Zona Nyaman..? No Way..!!

4 Comments


Saya mempunyai seorang teman yang bekerja di salah satu mall yang cukup terkenal disalah satu kota dimana saya tinggal. Sebut saja Denny namanya. Denny sudah cukup lama bekerja di mall tersebut, 12 tahun lamanya sebagai Staf Marketing. Denny mempunyai atasan bernama Dion yang menjabat sebagai Manager dan sudah bekerja di mall tersebut kurang lebih 10 tahun dan berusia hampir sama dengan Denny ( 35 thn ). Tetapi karena Dion mempunyai hubungan kekerabatan dengan pemilik mall, Dion lebih beruntung dibandingkan Denny sehingga dapat menempati posisi sebagai Manager.

Walaupun posisi Denny sebagai staf marketing, tetapi hampir semua tugas dan tanggung jawab Dion dialihkan ke Denny. Direksi yang ada di Mall tersebut sebetulnya tahu bahwa kemampuan Denny lebih baik daripada Dion, demikian juga mereka tahu bahwa Denny lah yang mengerjakan hampir semua tugas-tugas Dion. Tetapi mereka tampaknya tutup mata dan membiarkan semua itu terjadi. Salah satu direksi yang ada di Mall tersebut sebetulnya mempunyai hubungan yang baik dengan Denny dan pernah menjanjikan kepada Denny bahwa untuk kedepannya nanti akan ada perubahan-perubahan,  baik fasilitas atau jabatan yang lebih baik, tetapi ternyata semuanya itu hanya tinggal janji-janji saja. Selama bertahun-tahun, janji -janji yang diucapkan tidak pernah terealisasi.

Sebetulnya Denny ingin mendapatkan karier yang lebih baik, tetapi untuk mencoba mencari pekerjaan di tempat lain kurang memiliki keberanian karena Denny menyukai pekerjaannya dan sudah terbiasa, serta merasa nyaman dengan rutinitas yang dijalaninya, maka Denny berusaha tetap bertahan.

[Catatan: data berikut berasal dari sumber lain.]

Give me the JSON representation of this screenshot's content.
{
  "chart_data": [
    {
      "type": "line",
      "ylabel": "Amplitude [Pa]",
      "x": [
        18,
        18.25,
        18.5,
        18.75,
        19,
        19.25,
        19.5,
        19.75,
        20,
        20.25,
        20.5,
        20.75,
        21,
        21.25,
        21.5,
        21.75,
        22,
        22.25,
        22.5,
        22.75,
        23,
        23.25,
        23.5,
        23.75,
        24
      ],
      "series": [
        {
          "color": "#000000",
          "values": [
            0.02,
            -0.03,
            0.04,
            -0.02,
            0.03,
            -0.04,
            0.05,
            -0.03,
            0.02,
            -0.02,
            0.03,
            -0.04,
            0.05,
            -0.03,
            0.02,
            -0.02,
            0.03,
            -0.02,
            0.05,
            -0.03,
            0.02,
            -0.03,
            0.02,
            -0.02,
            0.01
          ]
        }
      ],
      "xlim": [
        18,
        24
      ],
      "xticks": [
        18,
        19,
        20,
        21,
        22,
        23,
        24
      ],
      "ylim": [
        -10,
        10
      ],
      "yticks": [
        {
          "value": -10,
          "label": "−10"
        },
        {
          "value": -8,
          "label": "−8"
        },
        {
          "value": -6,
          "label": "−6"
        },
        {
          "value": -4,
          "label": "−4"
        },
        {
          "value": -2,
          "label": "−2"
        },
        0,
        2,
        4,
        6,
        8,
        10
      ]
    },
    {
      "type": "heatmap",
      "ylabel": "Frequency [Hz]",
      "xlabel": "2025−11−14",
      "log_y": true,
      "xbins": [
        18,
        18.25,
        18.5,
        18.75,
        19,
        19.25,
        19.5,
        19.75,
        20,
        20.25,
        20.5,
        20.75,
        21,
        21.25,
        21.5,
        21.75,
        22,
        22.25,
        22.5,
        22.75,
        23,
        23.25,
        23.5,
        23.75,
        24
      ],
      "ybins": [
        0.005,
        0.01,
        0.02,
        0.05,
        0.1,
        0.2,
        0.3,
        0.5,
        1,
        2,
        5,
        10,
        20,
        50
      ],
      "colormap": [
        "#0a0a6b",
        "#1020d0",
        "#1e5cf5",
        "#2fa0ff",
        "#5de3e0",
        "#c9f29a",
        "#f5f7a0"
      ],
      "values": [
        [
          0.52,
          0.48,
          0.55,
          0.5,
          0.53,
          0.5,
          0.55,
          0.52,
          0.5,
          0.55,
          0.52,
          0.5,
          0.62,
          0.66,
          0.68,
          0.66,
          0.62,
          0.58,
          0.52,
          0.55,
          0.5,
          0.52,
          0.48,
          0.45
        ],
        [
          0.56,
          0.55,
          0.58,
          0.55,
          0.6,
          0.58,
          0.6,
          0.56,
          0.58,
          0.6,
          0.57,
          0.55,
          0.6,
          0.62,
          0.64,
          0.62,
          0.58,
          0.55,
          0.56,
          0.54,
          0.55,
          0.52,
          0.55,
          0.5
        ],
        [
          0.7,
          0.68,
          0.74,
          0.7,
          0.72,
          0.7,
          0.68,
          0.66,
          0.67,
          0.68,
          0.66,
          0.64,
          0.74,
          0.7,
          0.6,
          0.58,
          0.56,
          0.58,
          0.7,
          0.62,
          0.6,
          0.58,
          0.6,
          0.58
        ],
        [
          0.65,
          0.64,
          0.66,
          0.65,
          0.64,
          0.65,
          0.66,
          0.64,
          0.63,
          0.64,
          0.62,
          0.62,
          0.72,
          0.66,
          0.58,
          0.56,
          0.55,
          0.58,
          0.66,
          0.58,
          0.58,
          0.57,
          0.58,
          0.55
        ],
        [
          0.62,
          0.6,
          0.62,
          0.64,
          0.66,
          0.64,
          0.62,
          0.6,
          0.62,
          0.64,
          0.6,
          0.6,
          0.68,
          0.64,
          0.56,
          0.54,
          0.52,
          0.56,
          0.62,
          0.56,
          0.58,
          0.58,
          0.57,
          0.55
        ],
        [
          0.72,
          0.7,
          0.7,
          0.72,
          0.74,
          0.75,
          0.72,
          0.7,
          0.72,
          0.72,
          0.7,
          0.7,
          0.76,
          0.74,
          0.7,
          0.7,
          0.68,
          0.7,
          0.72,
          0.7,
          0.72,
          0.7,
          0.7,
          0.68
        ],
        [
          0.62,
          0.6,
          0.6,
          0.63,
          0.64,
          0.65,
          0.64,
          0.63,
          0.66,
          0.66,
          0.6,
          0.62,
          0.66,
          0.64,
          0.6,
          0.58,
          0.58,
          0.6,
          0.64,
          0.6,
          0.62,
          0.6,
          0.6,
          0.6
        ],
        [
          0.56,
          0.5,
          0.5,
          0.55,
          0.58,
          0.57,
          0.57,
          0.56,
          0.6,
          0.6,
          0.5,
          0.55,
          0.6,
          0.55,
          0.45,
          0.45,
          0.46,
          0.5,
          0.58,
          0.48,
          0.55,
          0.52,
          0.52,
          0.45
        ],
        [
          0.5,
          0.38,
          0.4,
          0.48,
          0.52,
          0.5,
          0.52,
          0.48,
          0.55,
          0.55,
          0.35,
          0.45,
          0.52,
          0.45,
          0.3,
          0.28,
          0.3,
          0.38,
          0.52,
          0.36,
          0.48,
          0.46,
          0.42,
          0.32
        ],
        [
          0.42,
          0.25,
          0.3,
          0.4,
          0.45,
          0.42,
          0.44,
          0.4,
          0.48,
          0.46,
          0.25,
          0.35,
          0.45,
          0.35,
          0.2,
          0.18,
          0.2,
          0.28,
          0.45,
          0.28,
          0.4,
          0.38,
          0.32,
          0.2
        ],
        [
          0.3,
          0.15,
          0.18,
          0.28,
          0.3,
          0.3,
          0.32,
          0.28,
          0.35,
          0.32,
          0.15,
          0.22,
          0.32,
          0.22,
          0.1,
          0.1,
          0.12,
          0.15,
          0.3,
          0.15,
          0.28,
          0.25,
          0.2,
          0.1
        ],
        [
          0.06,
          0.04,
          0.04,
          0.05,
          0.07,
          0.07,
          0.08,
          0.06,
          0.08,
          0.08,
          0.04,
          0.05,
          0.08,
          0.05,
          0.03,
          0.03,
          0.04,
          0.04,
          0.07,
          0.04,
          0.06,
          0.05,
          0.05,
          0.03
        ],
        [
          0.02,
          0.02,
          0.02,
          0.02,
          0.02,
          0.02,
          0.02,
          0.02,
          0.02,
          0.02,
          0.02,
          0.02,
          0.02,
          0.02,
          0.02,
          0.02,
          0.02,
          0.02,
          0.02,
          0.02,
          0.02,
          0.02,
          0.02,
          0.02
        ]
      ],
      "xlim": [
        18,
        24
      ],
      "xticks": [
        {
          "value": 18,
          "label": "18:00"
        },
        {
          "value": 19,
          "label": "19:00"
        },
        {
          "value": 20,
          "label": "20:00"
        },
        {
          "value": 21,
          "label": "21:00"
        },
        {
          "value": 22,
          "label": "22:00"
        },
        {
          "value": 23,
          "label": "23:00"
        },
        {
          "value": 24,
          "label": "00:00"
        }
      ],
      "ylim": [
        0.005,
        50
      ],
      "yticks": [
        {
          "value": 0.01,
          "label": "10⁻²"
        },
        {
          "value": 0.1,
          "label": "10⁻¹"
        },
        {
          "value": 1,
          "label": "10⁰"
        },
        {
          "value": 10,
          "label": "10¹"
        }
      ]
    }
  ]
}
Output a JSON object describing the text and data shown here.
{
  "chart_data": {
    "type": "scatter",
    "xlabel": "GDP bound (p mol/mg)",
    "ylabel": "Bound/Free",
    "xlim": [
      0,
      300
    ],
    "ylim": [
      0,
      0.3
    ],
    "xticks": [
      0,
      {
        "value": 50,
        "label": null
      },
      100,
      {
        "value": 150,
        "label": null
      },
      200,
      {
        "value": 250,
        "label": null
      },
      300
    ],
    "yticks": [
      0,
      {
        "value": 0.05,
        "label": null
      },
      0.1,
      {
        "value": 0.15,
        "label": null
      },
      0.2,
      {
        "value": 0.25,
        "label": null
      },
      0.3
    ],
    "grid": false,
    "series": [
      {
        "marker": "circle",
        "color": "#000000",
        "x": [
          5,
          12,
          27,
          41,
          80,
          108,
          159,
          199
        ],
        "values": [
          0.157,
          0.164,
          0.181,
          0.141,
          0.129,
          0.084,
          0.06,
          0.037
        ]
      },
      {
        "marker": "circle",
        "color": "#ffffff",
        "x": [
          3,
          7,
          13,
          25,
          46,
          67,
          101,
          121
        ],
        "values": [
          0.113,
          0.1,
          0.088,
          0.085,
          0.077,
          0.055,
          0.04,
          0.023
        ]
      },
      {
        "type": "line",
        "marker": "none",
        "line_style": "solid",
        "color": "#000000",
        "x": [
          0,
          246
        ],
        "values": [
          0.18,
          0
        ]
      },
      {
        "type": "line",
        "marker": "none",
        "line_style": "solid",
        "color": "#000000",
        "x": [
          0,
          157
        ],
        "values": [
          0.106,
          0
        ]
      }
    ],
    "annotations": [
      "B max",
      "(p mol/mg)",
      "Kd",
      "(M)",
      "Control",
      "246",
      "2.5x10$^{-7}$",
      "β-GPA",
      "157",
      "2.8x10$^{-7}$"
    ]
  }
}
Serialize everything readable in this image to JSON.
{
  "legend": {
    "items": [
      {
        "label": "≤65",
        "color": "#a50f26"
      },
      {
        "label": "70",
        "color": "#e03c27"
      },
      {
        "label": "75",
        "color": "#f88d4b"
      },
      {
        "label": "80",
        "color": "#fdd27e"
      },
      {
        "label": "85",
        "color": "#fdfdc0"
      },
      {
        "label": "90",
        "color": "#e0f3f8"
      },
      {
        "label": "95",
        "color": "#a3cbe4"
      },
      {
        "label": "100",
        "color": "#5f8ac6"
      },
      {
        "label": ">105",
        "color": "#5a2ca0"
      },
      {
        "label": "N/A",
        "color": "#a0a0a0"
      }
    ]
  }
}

Denny terjebak oleh zona nyaman yang dibangunnya sendiri dan takut keluar dari zona nyamannya tersebut, sehingga tidak berani melangkah untuk mencari peluang dan tantangan baru, walaupun sebetulnya itu akan merugikan dirinya sendiri.

Waktu Denny menceritakan semua hal yang dialaminya itu kepada saya. Saya berkata “sebaiknya kamu mencoba mencari pekerjaan baru di tempat lain yang lebih baik dan lebih menantang karena kalau diteruskan agar merugikan dirimu sendiri.” Denny menjawab “saya sangat menyukai pekerjaan saya, kalau saya pindah kerja ditempat lain apakah bisa mendapatkan yang lebih baik?” dan berbagai ungkapan lain yang intinya Denny tidak siap keluar dari zona nyaman yang selama ini dia rasakan. Setelah berkali-kali saya nasehati agar Denny harus berani keluar dari zona nyamannya, Denny mulai mencoba mencari pekerjaan di tempat lain. Ternyata tidak lama kemudian Denny diterima di salah satu Mall lain yang ada di kota yang sama, dengan posisi yang jauh lebih baik yaitu sebagai Manager Marketing & Leasing, dan tentu saja dengan penghasilan  yang berkali lipat dari yang diterima di tempat kerja sebelumnya.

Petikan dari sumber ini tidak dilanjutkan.